In a list of 30 international players topping the 40 average mark in ODIs, Shiv’s strike rate is similar or higher than at least eight star players: Jacque Kallis, Dean Jones, Gordon Greenidge, Botha Dippenar, Javed Miandad, Nick Knight, Chris Broad and Desmond Haynes.
Also among players world over, Chanderpaul’s ODI notably ranks # 25, co-incidentally on par with his contemporary, Brian Lara.
With the two great openers of the 1980s and 90s WI team earning strike rates below Chanderpaul’s, I cannot recall any Randolph Joseph Eleazar at the time blurting out such utterances about slow batting.
You see how different it is when (Haynes and Greenidge) playing in a side of seven top batsmen and four top class fast bowlers, how easy it is to miss these details!

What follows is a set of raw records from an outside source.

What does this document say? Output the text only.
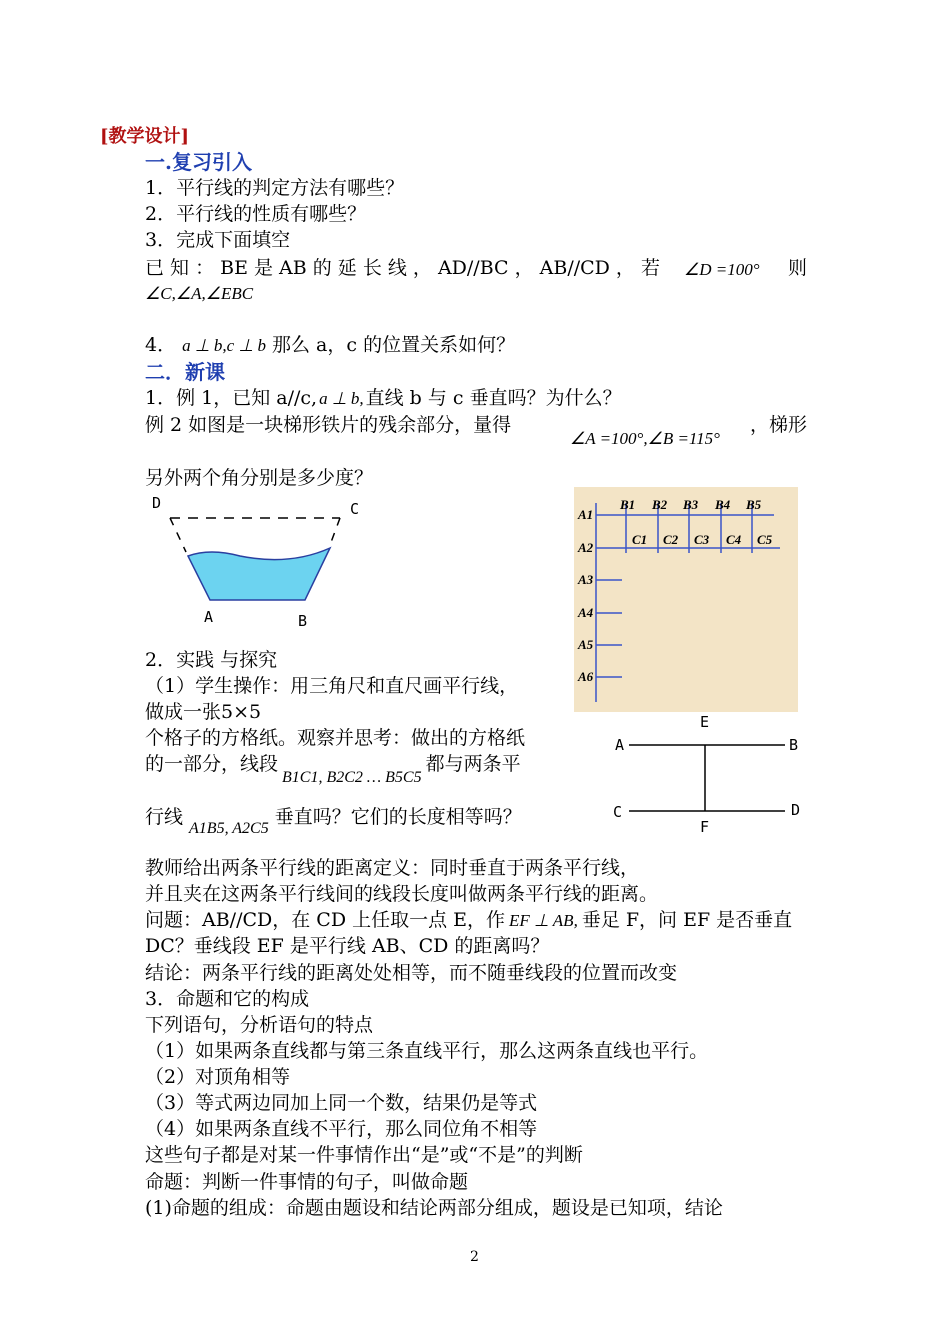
[教学设计]
一.复习引入
1．平行线的判定方法有哪些？
2．平行线的性质有哪些？
3．完成下面填空
已 知 ： BE 是 AB 的 延 长 线 ， AD//BC ， AB//CD ， 若 ∠D =100° 则
∠C,∠A,∠EBC
4． a ⊥ b,c ⊥ b 那么 a，c 的位置关系如何？
二．新课
1．例 1，已知 a//c, a ⊥ b, 直线 b 与 c 垂直吗？为什么？
例 2 如图是一块梯形铁片的残余部分，量得
∠A =100°,∠B =115°
，梯形
另外两个角分别是多少度？
D	C
A	B
A1
A2
A3
A4
A5
A6
B1 B2 B3 B4 B5
C1 C2 C3 C4 C5
2．实践 与探究
（1）学生操作：用三角尺和直尺画平行线，
做成一张5×5
个格子的方格纸。观察并思考：做出的方格纸
的一部分，线段$_{B1C1, B2C2 \dots B5C5}$都与两条平
行线$_{A1B5, A2C5}$垂直吗？它们的长度相等吗？
A	B
C	D
E
F
教师给出两条平行线的距离定义：同时垂直于两条平行线，
并且夹在这两条平行线间的线段长度叫做两条平行线的距离。
问题：AB//CD，在 CD 上任取一点 E，作 EF ⊥ AB, 垂足 F，问 EF 是否垂直
DC？垂线段 EF 是平行线 AB、CD 的距离吗？
结论：两条平行线的距离处处相等，而不随垂线段的位置而改变
3．命题和它的构成
下列语句，分析语句的特点
（1）如果两条直线都与第三条直线平行，那么这两条直线也平行。
（2）对顶角相等
（3）等式两边同加上同一个数，结果仍是等式
（4）如果两条直线不平行，那么同位角不相等
这些句子都是对某一件事情作出“是”或“不是”的判断
命题：判断一件事情的句子，叫做命题
(1)命题的组成：命题由题设和结论两部分组成，题设是已知项，结论
2
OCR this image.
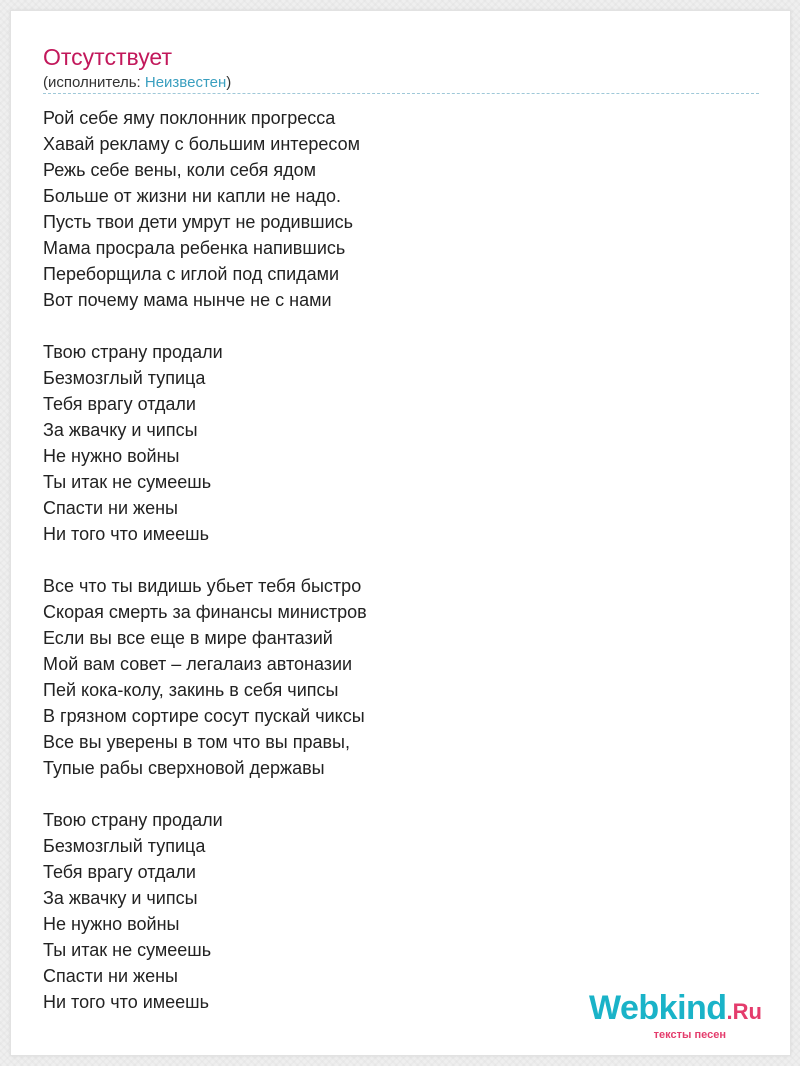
Отсутствует
(исполнитель: Неизвестен)
Рой себе яму поклонник прогресса
Хавай рекламу с большим интересом
Режь себе вены, коли себя ядом
Больше от жизни ни капли не надо.
Пусть твои дети умрут не родившись
Мама просрала ребенка напившись
Переборщила с иглой под спидами
Вот почему мама нынче не с нами
Твою страну продали
Безмозглый тупица
Тебя врагу отдали
За жвачку и чипсы
Не нужно войны
Ты итак не сумеешь
Спасти ни жены
Ни того что имеешь
Все что ты видишь убьет тебя быстро
Скорая смерть за финансы министров
Если вы все еще в мире фантазий
Мой вам совет – легалаиз автоназии
Пей кока-колу, закинь в себя чипсы
В грязном сортире сосут пускай чиксы
Все вы уверены в том что вы правы,
Тупые рабы сверхновой державы
Твою страну продали
Безмозглый тупица
Тебя врагу отдали
За жвачку и чипсы
Не нужно войны
Ты итак не сумеешь
Спасти ни жены
Ни того что имеешь	Webkind.Ru
тексты песен
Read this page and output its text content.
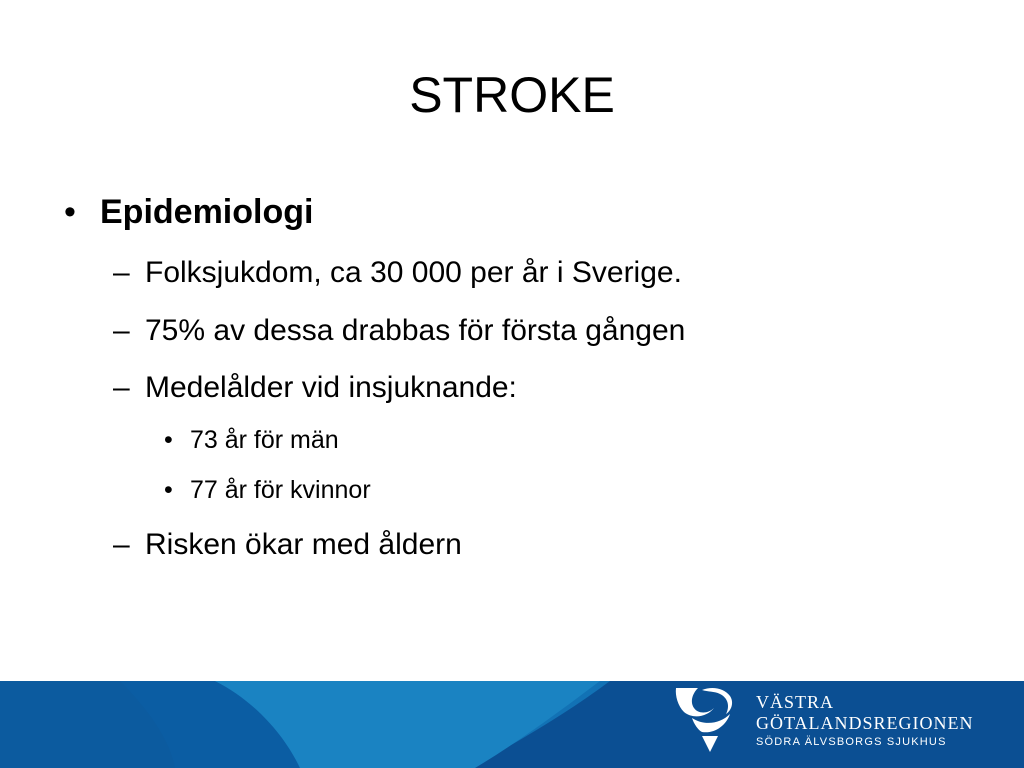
STROKE
• Epidemiologi
– Folksjukdom, ca 30 000 per år i Sverige.
– 75% av dessa drabbas för första gången
– Medelålder vid insjuknande:
• 73 år för män
• 77 år för kvinnor
– Risken ökar med åldern
VÄSTRA
GÖTALANDSREGIONEN
SÖDRA ÄLVSBORGS SJUKHUS
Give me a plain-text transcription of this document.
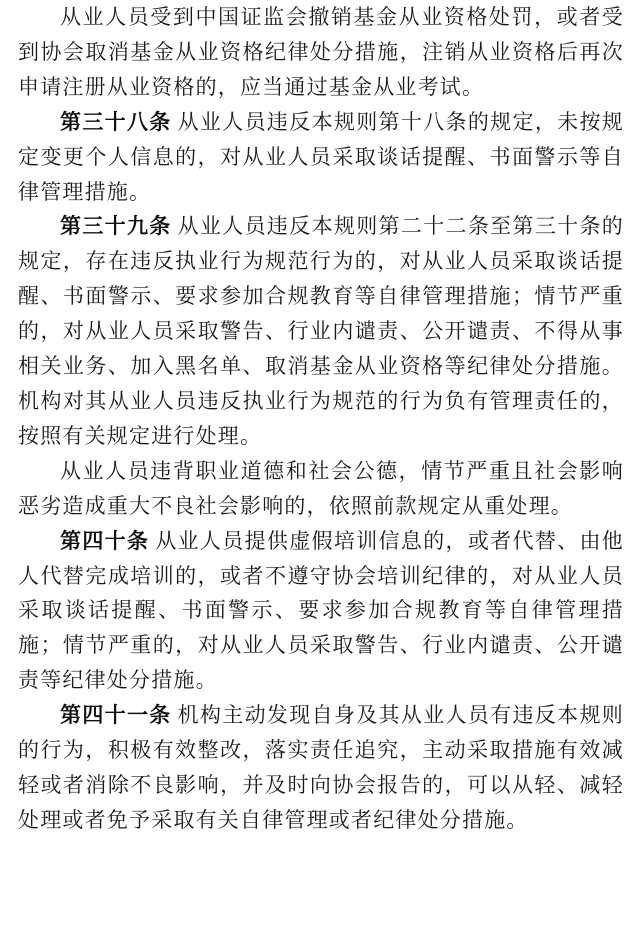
从业人员受到中国证监会撤销基金从业资格处罚，或者受到协会取消基金从业资格纪律处分措施，注销从业资格后再次申请注册从业资格的，应当通过基金从业考试。

第三十八条 从业人员违反本规则第十八条的规定，未按规定变更个人信息的，对从业人员采取谈话提醒、书面警示等自律管理措施。

第三十九条 从业人员违反本规则第二十二条至第三十条的规定，存在违反执业行为规范行为的，对从业人员采取谈话提醒、书面警示、要求参加合规教育等自律管理措施；情节严重的，对从业人员采取警告、行业内谴责、公开谴责、不得从事相关业务、加入黑名单、取消基金从业资格等纪律处分措施。机构对其从业人员违反执业行为规范的行为负有管理责任的，按照有关规定进行处理。

从业人员违背职业道德和社会公德，情节严重且社会影响恶劣造成重大不良社会影响的，依照前款规定从重处理。

第四十条 从业人员提供虚假培训信息的，或者代替、由他人代替完成培训的，或者不遵守协会培训纪律的，对从业人员采取谈话提醒、书面警示、要求参加合规教育等自律管理措施；情节严重的，对从业人员采取警告、行业内谴责、公开谴责等纪律处分措施。

第四十一条 机构主动发现自身及其从业人员有违反本规则的行为，积极有效整改，落实责任追究，主动采取措施有效减轻或者消除不良影响，并及时向协会报告的，可以从轻、减轻处理或者免予采取有关自律管理或者纪律处分措施。
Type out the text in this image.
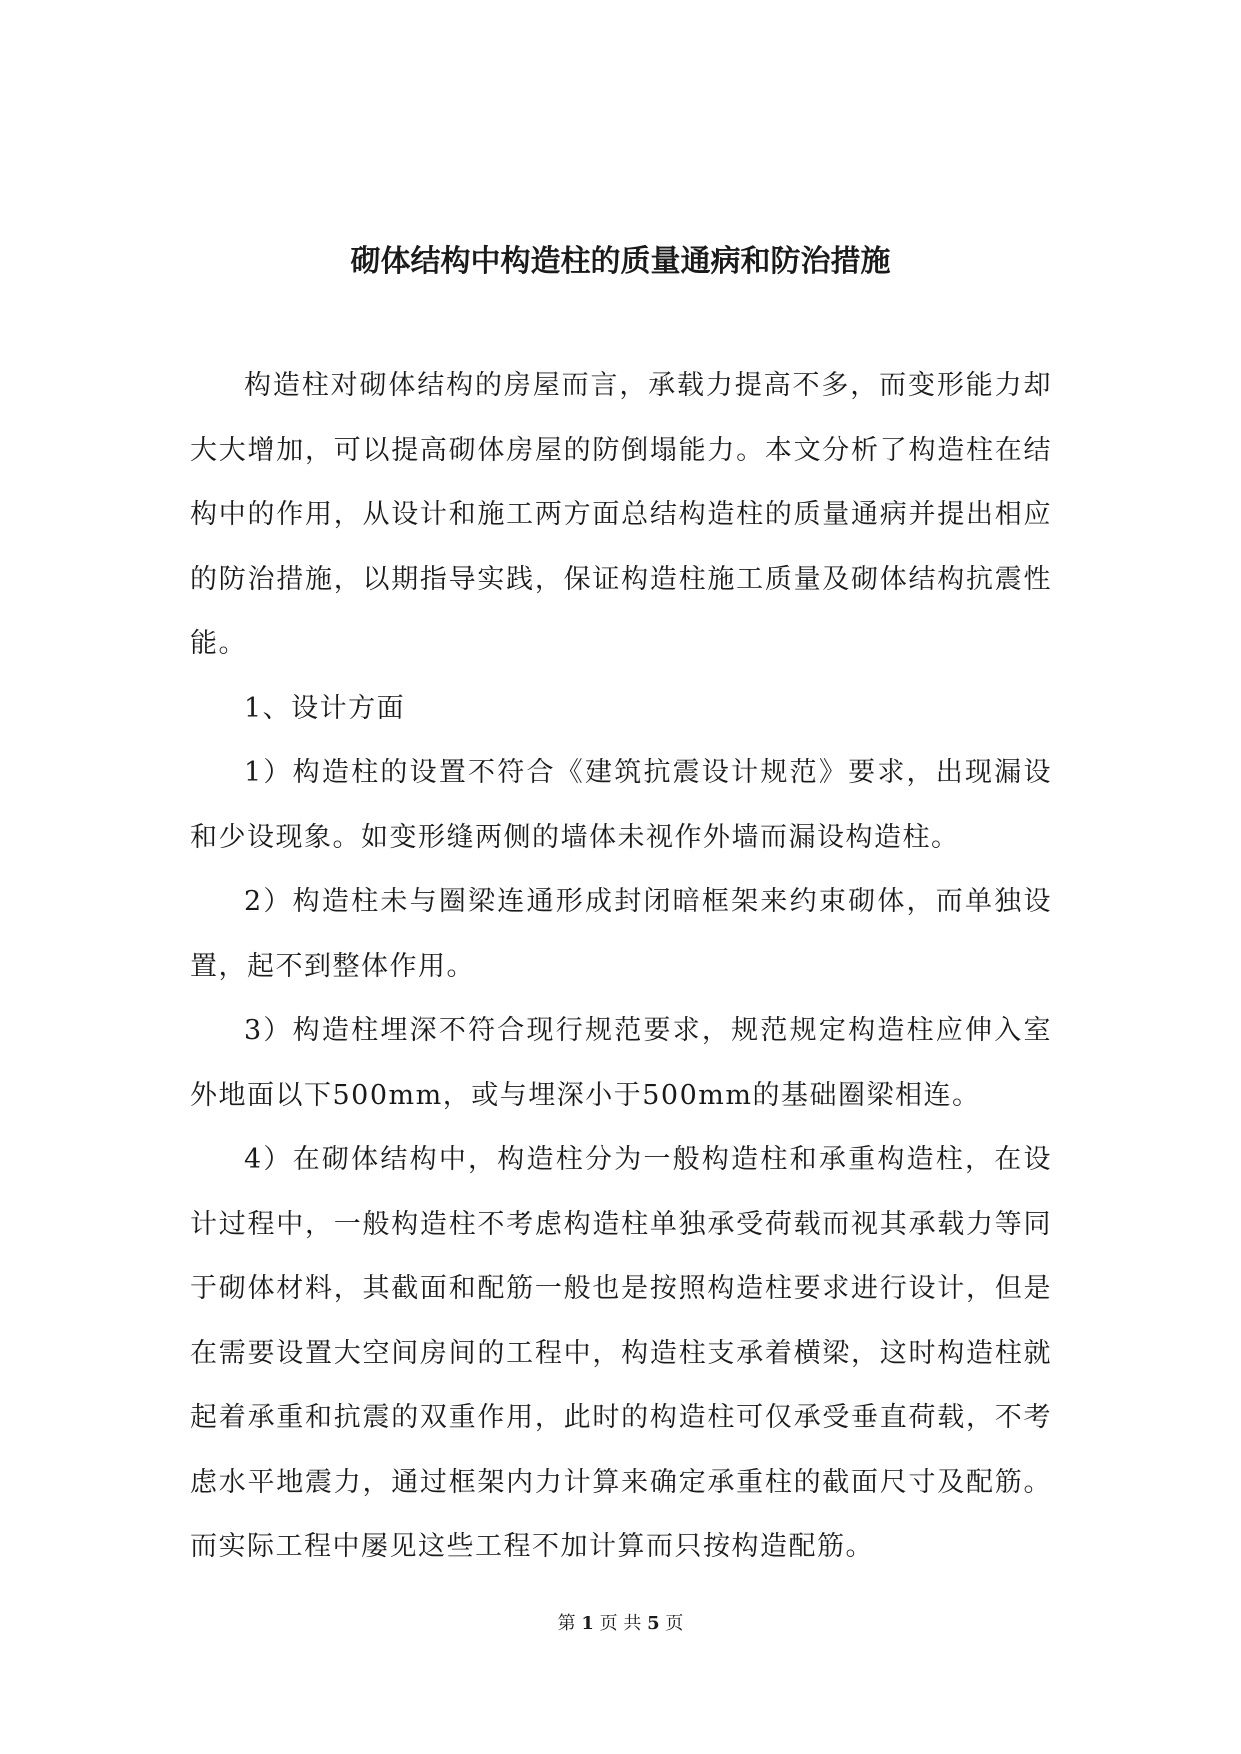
砌体结构中构造柱的质量通病和防治措施

构造柱对砌体结构的房屋而言，承载力提高不多，而变形能力却大大增加，可以提高砌体房屋的防倒塌能力。本文分析了构造柱在结构中的作用，从设计和施工两方面总结构造柱的质量通病并提出相应的防治措施，以期指导实践，保证构造柱施工质量及砌体结构抗震性能。

1、设计方面

1）构造柱的设置不符合《建筑抗震设计规范》要求，出现漏设和少设现象。如变形缝两侧的墙体未视作外墙而漏设构造柱。

2）构造柱未与圈梁连通形成封闭暗框架来约束砌体，而单独设置，起不到整体作用。

3）构造柱埋深不符合现行规范要求，规范规定构造柱应伸入室外地面以下500mm，或与埋深小于500mm的基础圈梁相连。

4）在砌体结构中，构造柱分为一般构造柱和承重构造柱，在设计过程中，一般构造柱不考虑构造柱单独承受荷载而视其承载力等同于砌体材料，其截面和配筋一般也是按照构造柱要求进行设计，但是在需要设置大空间房间的工程中，构造柱支承着横梁，这时构造柱就起着承重和抗震的双重作用，此时的构造柱可仅承受垂直荷载，不考虑水平地震力，通过框架内力计算来确定承重柱的截面尺寸及配筋。而实际工程中屡见这些工程不加计算而只按构造配筋。

第 1 页 共 5 页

Surely Randolph you are not implying the current players in the WI team are just as sublime as their previous counterparts of the eighties/nineties!
I would watch every cricket match if seven ‘Tigers’ played at once for the WI. When you have a resource, one must know how to use it for the purposes of success! To do otherwise by grasping at the gravy train is an indictment to Caribbean people.
Very often we chide the sole performer, as Sachin Tendulkar has experienced in earlier Indian teams and to some extent Brian Lara in the West Indies, for not pulling out miracles day in day out for their weakened teams.
Maybe the power outage experienced during Chanderpaul’s heroics in the recent Sri Lanka ODI series seriously disrupted our ODI following.
I am a little bit disappointed by the recent National Award to Shivnarine Chanderpaul, Arrow of Achievement. At minimum the Cacique Crown of Honour should have been bestowed on this true gentleman of WI cricket.
Nevertheless we see the waves this achievement has started to create and I must compliment Shiv on the many sacrifices he has made as a cricketer, a person and a leader.
The latter well demonstrated when he took a second eleven (11) WI team to Sri Lanka, amid chaos and unprecedented volatility, to save the WI from potential expulsion from international cricket and major costs overruns.
Congratulations though for being one of five Wisden cricketers of 2008 and on your national award and to the government for acknowledging one of Guyana’s finest. You’re a true son of the soil.